Kanai N, Hagihara M, Nagamachi Y, Tsuji K
Department of Transplantation Immunology, Tokai University School of Medicine, Isehara, Kanagawa, Japan.
Cell Transplant. 1999 Jul-Aug;8(4):413-7. doi: 10.1177/096368979900800411.
Xenogeneic cell (fragment) transplantation may be used as an interim therapy until the organ allotransplanation. Immunologic rejection, however, constitutes the major hurdle. To overcome this problem, "xeno" fetal and neonatal liver fragments (FLF, NLF) were encapsulated into separate micropore devices that protect them from immunological attack by the recipient. The FLF or NLF were then transplanted into beagles with hepatic failure to observe their biological effects. In Experiment 1 (n = 5) beagles were injected IV with D-galactosamine (D-gal, 1.0 g/kg) on day 0 and then received FLF grafts (0, 0.3, 0.8, 1.0, 2.0 g/kg). In Experiment 2 (n = 6) beagles received NLF grafts (1.8 g/kg) and on the following day were injected with D-gal (1.0 g/kg). In Experiment 1 only the high dose of xeno-FLF (2.0 g/kg) decreased the elevated ALT (GPT) and T. Bil. levels. Histologic examination showed that some of the hepatocytes of the host liver survived only in the high-dose graft. In Experiment 2, at 36 and 48 h after D-gal injection, the transplanted group had a significantly lower AST (GOT) level than the control. The grafted NLF survived for 14 days, according to histologic examinations. Thus, encapsulated FLF and NLF xenotransplantation can prevent liver dysfunction in a large animal hepatic failure model.
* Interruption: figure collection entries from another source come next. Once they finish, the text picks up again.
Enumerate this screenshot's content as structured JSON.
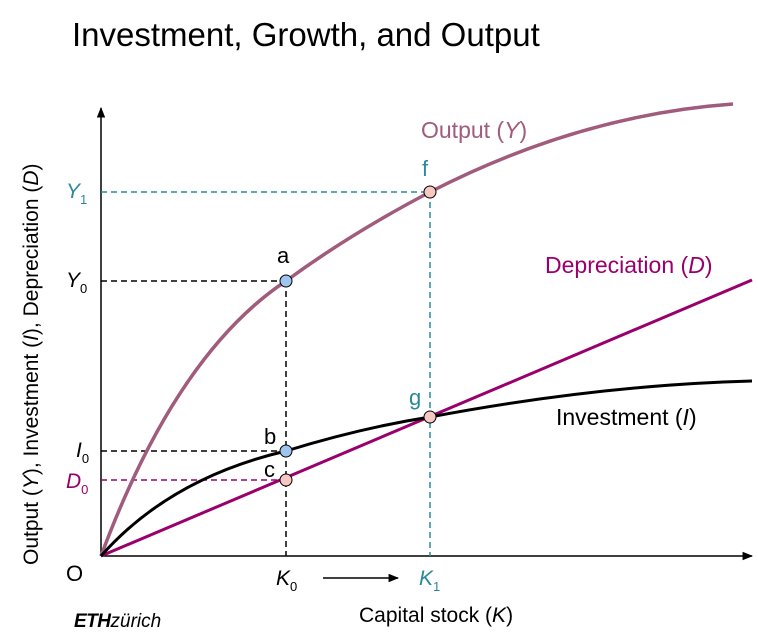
{
  "title": "Investment, Growth, and Output",
  "y_axis_label": {
    "pre": "Output (",
    "y": "Y",
    "mid1": "), Investment (",
    "i": "I",
    "mid2": "), Depreciation (",
    "d": "D",
    "post": ")"
  },
  "x_axis_label": {
    "pre": "Capital stock (",
    "k": "K",
    "post": ")"
  },
  "origin_label": "O",
  "curves": {
    "output": {
      "pre": "Output (",
      "sym": "Y",
      "post": ")",
      "color": "#a05b7d"
    },
    "depreciation": {
      "pre": "Depreciation (",
      "sym": "D",
      "post": ")",
      "color": "#99006b"
    },
    "investment": {
      "pre": "Investment (",
      "sym": "I",
      "post": ")",
      "color": "#000000"
    }
  },
  "points": {
    "a": "a",
    "b": "b",
    "c": "c",
    "f": "f",
    "g": "g"
  },
  "tick_labels": {
    "Y1": {
      "sym": "Y",
      "sub": "1"
    },
    "Y0": {
      "sym": "Y",
      "sub": "0"
    },
    "I0": {
      "sym": "I",
      "sub": "0"
    },
    "D0": {
      "sym": "D",
      "sub": "0"
    },
    "K0": {
      "sym": "K",
      "sub": "0"
    },
    "K1": {
      "sym": "K",
      "sub": "1"
    }
  },
  "colors": {
    "teal": "#2a8a9a",
    "blue_point": "#9fc5ee",
    "pink_point": "#f5c9c2",
    "magenta": "#99006b"
  },
  "logo": {
    "bold": "ETH",
    "rest": "zürich"
  }
}
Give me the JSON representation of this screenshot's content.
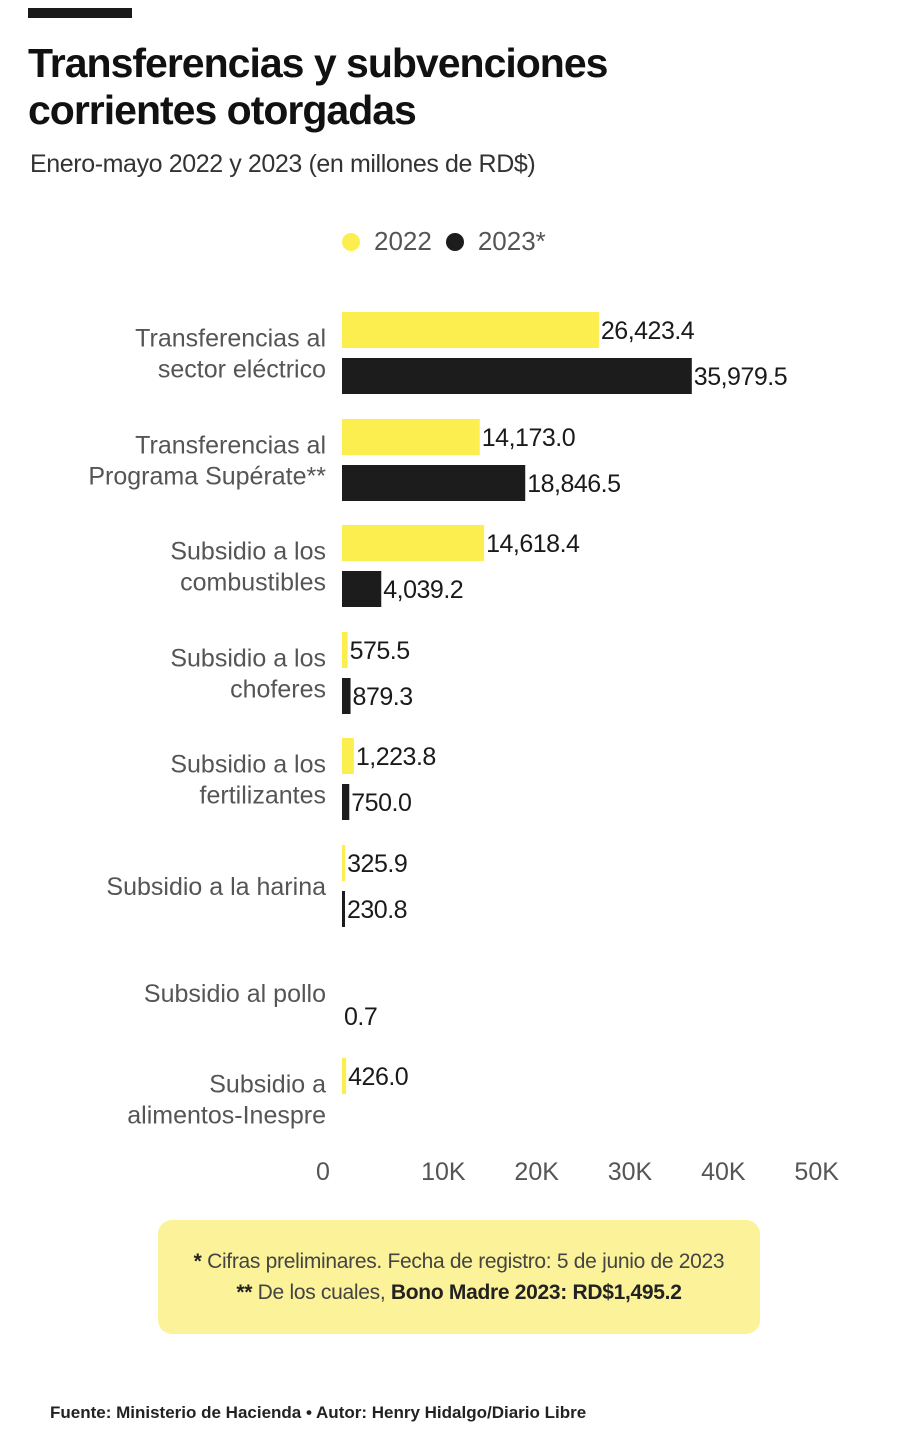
{
  "title_line1": "Transferencias y subvenciones",
  "title_line2": "corrientes otorgadas",
  "subtitle": "Enero-mayo 2022 y 2023 (en millones de RD$)",
  "colors": {
    "y2022": "#fcee4f",
    "y2023": "#1c1c1c",
    "note_bg": "#fbf29a"
  },
  "chart_data": {
    "type": "bar",
    "orientation": "horizontal",
    "categories": [
      [
        "Transferencias al",
        "sector eléctrico"
      ],
      [
        "Transferencias al",
        "Programa Supérate**"
      ],
      [
        "Subsidio a los",
        "combustibles"
      ],
      [
        "Subsidio a los",
        "choferes"
      ],
      [
        "Subsidio a los",
        "fertilizantes"
      ],
      [
        "Subsidio a la harina"
      ],
      [
        "Subsidio al pollo"
      ],
      [
        "Subsidio a",
        "alimentos-Inespre"
      ]
    ],
    "series": [
      {
        "name": "2022",
        "color": "#fcee4f",
        "values": [
          26423.4,
          14173.0,
          14618.4,
          575.5,
          1223.8,
          325.9,
          null,
          426.0
        ],
        "labels": [
          "26,423.4",
          "14,173.0",
          "14,618.4",
          "575.5",
          "1,223.8",
          "325.9",
          "",
          "426.0"
        ]
      },
      {
        "name": "2023*",
        "color": "#1c1c1c",
        "values": [
          35979.5,
          18846.5,
          4039.2,
          879.3,
          750.0,
          230.8,
          0.7,
          null
        ],
        "labels": [
          "35,979.5",
          "18,846.5",
          "4,039.2",
          "879.3",
          "750.0",
          "230.8",
          "0.7",
          ""
        ]
      }
    ],
    "xlim": [
      0,
      50000
    ],
    "xticks": [
      0,
      10000,
      20000,
      30000,
      40000,
      50000
    ],
    "xtick_labels": [
      "0",
      "10K",
      "20K",
      "30K",
      "40K",
      "50K"
    ],
    "title": "Transferencias y subvenciones corrientes otorgadas",
    "xlabel": "",
    "ylabel": ""
  },
  "notes": {
    "note1_mark": "*",
    "note1_text": " Cifras preliminares. Fecha de registro: 5 de junio de 2023",
    "note2_mark": "**",
    "note2_text": " De los cuales, ",
    "note2_bold": "Bono Madre 2023: RD$1,495.2"
  },
  "source": "Fuente: Ministerio de Hacienda • Autor: Henry Hidalgo/Diario Libre"
}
在进行同种异体器官移植之前,异种细胞(碎片)移植可作为一种过渡性治疗方法。然而,免疫排斥是主要障碍。为克服这一问题,将“异种”胎儿和新生儿肝脏碎片(FLF,NLF)封装在单独的微孔装置中,以保护它们免受受体的免疫攻击。然后将FLF或NLF移植到肝功能衰竭的比格犬体内,观察其生物学效应。在实验1(n = 5)中,比格犬在第0天静脉注射D-半乳糖胺(D-gal,1.0 g/kg),然后接受FLF移植(0、0.3、0.8、1.0、2.0 g/kg)。在实验2(n = 6)中,比格犬接受NLF移植(1.8 g/kg),并在第二天注射D-gal(1.0 g/kg)。在实验1中,只有高剂量的异种FLF(2.0 g/kg)降低了升高的ALT(GPT)和总胆红素水平。组织学检查显示,宿主肝脏中的一些肝细胞仅在高剂量移植组中存活。在实验2中,在注射D-gal后36和48小时,移植组的AST(GOT)水平明显低于对照组。根据组织学检查,移植的NLF存活了14天。因此,封装的FLF和NLF异种移植可预防大型动物肝功能衰竭模型中的肝功能障碍。